Why Bother Thinking About The Other Fifty Percent?

 

Why Bother Thinking About The Other Fifty Percent?

Recently, while at the grocery store, I was reminded of my earlier days of marriage. As the familiar female clerk, whose age I gauged to be mid thirties, waited for me to write out my check, she conversed with a man who’d come and stood next to her. She spoke softly into his ear, while he leaned toward her. It was a brief, but personal encounter between the two.

When I handed her my check she smiled and said with a blush, “That was my husband. He is just getting off work.”

I looked at the clock on the wall, it was 6:30 a.m. “So he works the night shift and you work days.” She nodded as she processed my check. “Do you ever have time off together?” I asked, thinking about how difficult it must be for them to nurture their relationship with opposite work schedules.

“Yes, we schedule our days off so we can spend time with each other and our kids, ” she said with a smile. 

The Decisions Made

I thanked her and rolled my grocery cart out the door, reminiscing on all the decisions married couples have to make together. First, comes the one to tie the knot.

It was the commitment to a marriage that had scared me, not the tall, lean, blond haired, blue eyed man I’d become infatuated with. I’d come of age in the 70s, and envisioned marriage to be more like a ball and chain around my ankle, the loss of freedom, and the diminishing of my true self. I shook my head at the funny imaginings that had almost kept me from the bond of matrimony and my happy union. 

Then after marriage, every couple weighs the pros and cons of bringing offspring into the world and if they do, they have to answer the question, “Who will raise our child?”

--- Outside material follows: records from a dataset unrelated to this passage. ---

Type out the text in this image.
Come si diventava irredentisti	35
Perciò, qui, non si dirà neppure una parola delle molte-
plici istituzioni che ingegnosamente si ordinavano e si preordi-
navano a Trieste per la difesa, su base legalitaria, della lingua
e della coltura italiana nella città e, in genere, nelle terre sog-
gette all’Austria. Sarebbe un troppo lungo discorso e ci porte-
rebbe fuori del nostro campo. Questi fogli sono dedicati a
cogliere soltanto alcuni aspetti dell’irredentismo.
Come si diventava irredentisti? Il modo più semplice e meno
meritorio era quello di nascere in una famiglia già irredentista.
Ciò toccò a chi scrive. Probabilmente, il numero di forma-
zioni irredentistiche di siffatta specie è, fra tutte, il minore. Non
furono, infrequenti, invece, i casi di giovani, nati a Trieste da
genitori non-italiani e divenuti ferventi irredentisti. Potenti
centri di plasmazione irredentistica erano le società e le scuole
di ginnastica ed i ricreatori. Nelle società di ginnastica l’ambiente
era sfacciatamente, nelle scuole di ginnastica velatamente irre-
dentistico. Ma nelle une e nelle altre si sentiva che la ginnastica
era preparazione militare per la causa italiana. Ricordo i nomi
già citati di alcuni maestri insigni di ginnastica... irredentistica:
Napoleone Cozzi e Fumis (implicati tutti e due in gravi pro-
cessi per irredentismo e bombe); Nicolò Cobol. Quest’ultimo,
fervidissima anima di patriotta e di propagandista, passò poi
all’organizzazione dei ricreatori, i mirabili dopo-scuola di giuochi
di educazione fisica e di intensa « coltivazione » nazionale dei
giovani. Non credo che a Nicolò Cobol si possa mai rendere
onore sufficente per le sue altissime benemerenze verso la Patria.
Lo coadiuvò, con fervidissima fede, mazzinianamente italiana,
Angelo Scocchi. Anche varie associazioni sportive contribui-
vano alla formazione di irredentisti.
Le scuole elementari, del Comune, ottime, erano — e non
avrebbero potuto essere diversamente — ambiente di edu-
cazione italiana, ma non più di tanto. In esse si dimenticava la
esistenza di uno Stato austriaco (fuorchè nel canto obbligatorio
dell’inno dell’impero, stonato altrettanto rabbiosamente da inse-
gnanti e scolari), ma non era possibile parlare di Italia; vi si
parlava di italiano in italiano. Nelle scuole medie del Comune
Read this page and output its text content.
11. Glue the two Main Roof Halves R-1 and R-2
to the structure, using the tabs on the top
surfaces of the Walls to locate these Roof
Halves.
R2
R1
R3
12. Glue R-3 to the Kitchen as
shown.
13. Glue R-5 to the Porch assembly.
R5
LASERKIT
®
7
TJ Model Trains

Loading my groceries into the back end of my car, I remembered how at first, it had been hard for me to stay home. I’d kept my job until our first son was born and was convinced I’d go back after maternity leave. But it didn’t happen that way. Instead, I was given a lay off notice. At first, I was devastated, but not for long. Every time I’d gaze into the eyes of my newborn, I was convinced I was the one to raise him, and not someone at a child-care center. 

Staying home meant raising a family on one income. Not an easy choice. During those years, my husband worked six days a week and we often batted around various ideas of how we could make more money. Finally we concluded that it wasn’t so much about how to have more income. It was more about how to live contently with what we had. 

I closed the car’s hatch, now full of groceries, and stashed the cart with others in the parking lot. Getting into the driver’s seat, I started my car and thought back to some of the tougher moments in our marriage when I’d thought about throwing in the towel. I’m glad I never did. I steered my car back home where I knew my husband would be waiting to help me unload and put away the groceries. I smiled with gratitude thinking of how we’d stayed together in spite of  those hard moments and over the long haul. 

Fifty percent of those who say, “I do,” will later say, “I can’t do this anymore,” and file for divorce. But the other fifty percent who say, “I do,” and stick with their commitment may find their pledge to each other worth the effort it takes to stay together. I pray that my grocery clerk and her husband find that to be true.